Company Culture-Building Workshop: Discovering Doshas in the Workplace

TLDR; Jump to our workshop presentation here on LinkedIn SlideShare

If you’re a self-awareness junkie, then you’ve come to the right place. Maybe you’ve gotten hooked on the meaning behind your astrological sign, Gary Chapman’s Five Love Languages, Myers-Briggs, or 16Personalities, navigating life with a slight bias (or new-found perspective) based on the insights gained from these famed personality tests.  

Let me test you on this one: have you discovered your Dosha? Doshas go back, way back, like 3,000 years back, to the birth of ancient Hindu Ayurvedic science (also referenced to as holistic health). Your Dosha serves as yet another personality test, but in this case, one that is much more comprehensive, covering your mind, body, behavior and physical health.

Discovering your Dosha can make for a fun culture and team-building exercise, helping you to identify and understand your core behavior traits so you know how best to interact and collaborate with your fellow coworkers. We’re sharing below the short culture workshop our team at Blueboard just completed. It’s fun, informative, and pairs well with a Friday afternoon beer or glass of wine.
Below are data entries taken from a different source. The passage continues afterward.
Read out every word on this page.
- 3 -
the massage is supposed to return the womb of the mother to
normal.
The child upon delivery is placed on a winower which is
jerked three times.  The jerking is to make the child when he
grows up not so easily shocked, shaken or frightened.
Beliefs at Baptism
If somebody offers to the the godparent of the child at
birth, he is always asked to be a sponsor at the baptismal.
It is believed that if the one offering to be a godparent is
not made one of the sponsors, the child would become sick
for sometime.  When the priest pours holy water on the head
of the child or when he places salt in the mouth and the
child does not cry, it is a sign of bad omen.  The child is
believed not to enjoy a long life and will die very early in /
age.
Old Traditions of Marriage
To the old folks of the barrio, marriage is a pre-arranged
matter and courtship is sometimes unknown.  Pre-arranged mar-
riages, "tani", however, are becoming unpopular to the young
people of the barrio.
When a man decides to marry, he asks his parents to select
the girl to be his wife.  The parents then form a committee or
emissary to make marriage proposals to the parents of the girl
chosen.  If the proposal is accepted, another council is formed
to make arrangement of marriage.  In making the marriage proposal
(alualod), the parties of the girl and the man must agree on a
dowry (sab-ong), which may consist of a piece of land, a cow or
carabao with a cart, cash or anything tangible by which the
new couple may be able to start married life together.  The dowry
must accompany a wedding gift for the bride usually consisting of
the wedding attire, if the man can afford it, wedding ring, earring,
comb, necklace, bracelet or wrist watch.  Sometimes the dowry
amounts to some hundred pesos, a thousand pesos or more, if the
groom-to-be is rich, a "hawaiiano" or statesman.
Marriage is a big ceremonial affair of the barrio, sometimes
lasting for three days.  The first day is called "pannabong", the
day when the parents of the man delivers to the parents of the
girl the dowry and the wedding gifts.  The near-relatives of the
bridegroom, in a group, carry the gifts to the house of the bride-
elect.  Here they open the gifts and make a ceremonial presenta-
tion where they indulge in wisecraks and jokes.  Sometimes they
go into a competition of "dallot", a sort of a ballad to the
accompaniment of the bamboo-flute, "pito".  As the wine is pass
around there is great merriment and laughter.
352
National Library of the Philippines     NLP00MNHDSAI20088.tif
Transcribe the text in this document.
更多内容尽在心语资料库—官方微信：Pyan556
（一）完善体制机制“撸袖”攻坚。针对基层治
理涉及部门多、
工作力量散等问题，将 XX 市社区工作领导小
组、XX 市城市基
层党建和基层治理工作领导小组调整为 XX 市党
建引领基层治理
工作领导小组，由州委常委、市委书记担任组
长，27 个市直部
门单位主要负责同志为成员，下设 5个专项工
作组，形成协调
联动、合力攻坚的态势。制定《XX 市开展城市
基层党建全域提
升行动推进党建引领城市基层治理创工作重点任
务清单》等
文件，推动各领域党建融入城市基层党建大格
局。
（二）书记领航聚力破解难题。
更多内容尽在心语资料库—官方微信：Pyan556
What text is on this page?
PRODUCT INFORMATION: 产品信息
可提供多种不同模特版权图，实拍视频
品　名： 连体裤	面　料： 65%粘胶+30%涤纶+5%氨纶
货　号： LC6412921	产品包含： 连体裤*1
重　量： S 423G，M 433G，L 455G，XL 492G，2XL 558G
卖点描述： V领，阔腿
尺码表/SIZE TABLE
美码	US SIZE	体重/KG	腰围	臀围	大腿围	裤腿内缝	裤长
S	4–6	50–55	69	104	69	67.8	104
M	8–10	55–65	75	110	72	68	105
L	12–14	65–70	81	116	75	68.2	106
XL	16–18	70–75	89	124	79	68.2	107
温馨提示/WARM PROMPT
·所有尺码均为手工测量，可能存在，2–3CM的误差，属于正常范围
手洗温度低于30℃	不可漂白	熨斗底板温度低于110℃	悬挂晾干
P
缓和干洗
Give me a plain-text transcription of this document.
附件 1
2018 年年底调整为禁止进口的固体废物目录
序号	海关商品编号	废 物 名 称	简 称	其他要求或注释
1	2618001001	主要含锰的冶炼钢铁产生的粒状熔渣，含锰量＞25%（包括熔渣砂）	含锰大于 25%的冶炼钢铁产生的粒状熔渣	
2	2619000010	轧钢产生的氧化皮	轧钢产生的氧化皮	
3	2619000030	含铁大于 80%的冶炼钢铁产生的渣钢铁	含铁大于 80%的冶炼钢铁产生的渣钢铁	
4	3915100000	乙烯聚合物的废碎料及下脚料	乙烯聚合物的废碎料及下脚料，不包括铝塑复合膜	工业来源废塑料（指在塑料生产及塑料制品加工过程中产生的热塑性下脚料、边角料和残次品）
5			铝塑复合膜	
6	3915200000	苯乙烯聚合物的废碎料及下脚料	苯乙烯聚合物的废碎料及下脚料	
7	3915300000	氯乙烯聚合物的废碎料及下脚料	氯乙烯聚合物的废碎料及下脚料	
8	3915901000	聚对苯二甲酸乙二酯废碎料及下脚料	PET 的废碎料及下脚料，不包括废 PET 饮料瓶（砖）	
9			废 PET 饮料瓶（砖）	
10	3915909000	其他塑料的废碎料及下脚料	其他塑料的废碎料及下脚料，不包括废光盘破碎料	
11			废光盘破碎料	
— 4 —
Step 1. Discover your Dosha Profile

Before the workshop, ask your team take a short online quiz to discover their Dosha. The idea behind Dosha profiles is that your one dominant Dosha (named Vata, Kapha, or Pitta) will rule your personal constitution, followed by a secondary and sometimes tertiary Dosha. You’re never just one Dosha, and depending on your stressors, external influences, eating habits, and more, you might find that characteristics from the others (especially your secondary Dosha) ebb and flow throughout your daily life.

Step 2. Host the Workshop

Gather your group for the workshop. At this point, everyone has taken the online quiz and has their primary and secondary Doshas identified. Please ask that they’re kept private until later revealed in the workshop (trust me, it’s more fun this way). Project or print out the presentation we’ve created on LinkedIn SlideShare and get started!

Step 3. Describe Each Dosha

In the first part of the workshop you’ll explain the characteristics of each of the three Doshas to give the team a solid baseline. While most Ayurvedic doctors focus on the mental and physical characteristics associated with your Dosha to guide your daily holistic health, for this exercise we’ll simply focus on their associated attitudes, feelings and behaviors.

For each Dosha profile slide, you’ll see a list of characteristics that are In Balance, and Out of Balance. Equate these to having a good day (In Balance), or those off days that you just wish you could start over (Out of Balance). When you’re In Balance, you’re taking care of yourself, getting exercise, eating well, and feeling like a million bucks. As a result, the best qualities of your Dosha really shine. But the opposite, feeling Out of Balance —whenyou’re short on sleep, rushed and missed breakfast, and butting heads with a coworker —can bring you to your worst.

Lead the exercise by reading off the qualities of each Dosha profile, each time asking for those who scored with that Dosha as their primary to raise their hands, identifying it to their coworkers.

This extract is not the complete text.